Man dies, gets to hover around and check out what the family is up to.
In the latest example of our recent obsession with a nonsectarian afterlife, Duncan (I, Lucifer, 2003, etc.) takes your ordinary recently dead schmoe, Nathan Clark, and puts him in the ectoplasmic ether, floating through the lives and thoughts of his family and friends. In a well-rendered but confusing start, Nathan requires considerable time to get his bearings and figure out why all those people are staring at his grave. It takes some time for the reader, too, to get acclimated inside Nathan’s head, which is, not surprisingly, buzzing with questions but also seems to be meshing with the thoughts of the people he’s watching. With a certain guilty voyeurism, he takes an eye to what his daughter Gina is up to, as to whether she’s sleeping with that none-too-trustworthy boyfriend of hers (Duncan makes little attempt to play down the more naturally prurient aspects of Nathan’s and in fact seems to revel in them).
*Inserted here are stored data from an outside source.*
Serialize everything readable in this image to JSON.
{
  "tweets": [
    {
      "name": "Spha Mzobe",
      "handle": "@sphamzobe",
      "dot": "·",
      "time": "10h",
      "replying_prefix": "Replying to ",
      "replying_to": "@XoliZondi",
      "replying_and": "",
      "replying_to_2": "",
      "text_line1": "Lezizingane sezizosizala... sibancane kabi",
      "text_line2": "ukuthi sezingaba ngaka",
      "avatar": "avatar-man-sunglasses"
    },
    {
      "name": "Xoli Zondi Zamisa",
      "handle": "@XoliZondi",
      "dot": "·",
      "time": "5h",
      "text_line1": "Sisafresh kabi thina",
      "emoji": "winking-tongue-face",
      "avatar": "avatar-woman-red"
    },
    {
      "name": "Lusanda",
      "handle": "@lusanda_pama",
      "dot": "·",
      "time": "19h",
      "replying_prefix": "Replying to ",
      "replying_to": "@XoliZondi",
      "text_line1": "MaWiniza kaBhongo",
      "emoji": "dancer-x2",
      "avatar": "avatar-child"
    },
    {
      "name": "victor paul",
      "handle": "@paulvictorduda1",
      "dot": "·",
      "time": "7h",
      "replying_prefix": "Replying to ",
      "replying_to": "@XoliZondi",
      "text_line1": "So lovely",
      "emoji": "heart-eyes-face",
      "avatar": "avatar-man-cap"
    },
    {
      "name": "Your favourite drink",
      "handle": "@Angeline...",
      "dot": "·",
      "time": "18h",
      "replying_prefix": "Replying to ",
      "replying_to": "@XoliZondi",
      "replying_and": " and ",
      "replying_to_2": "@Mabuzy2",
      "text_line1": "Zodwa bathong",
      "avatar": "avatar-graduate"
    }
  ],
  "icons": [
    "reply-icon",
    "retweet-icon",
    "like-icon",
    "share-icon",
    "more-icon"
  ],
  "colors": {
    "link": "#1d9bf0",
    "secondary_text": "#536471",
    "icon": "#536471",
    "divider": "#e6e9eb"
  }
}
Nathan also delves into his relationship with his wife, Cheryl, a spiky-tempered ball of trouble whom he hasn’t really been able to connect with since the tragic death of their younger daughter, Lois. The men in Nathan’s life aren’t any easier: his father is a remote and sad fellow, his son Luke a basically good but distant and hard-to-figure kid. There’s an affair here for Nathan to uncover, as well as a room in his house he can’t quite bring himself to go into—and then, too, there’s the matter of the reason behind his restless ghostly wanderings in the first place. Duncan’s portrayal of the afterlife is refreshingly unsentimental, and he has plenty of talent to spare on the highs, lows, and everyday frustrations of family life, but it’s hard even so for the attention not to wander.
The life and times of an ordinary man, with longueurs and lack of drama intact.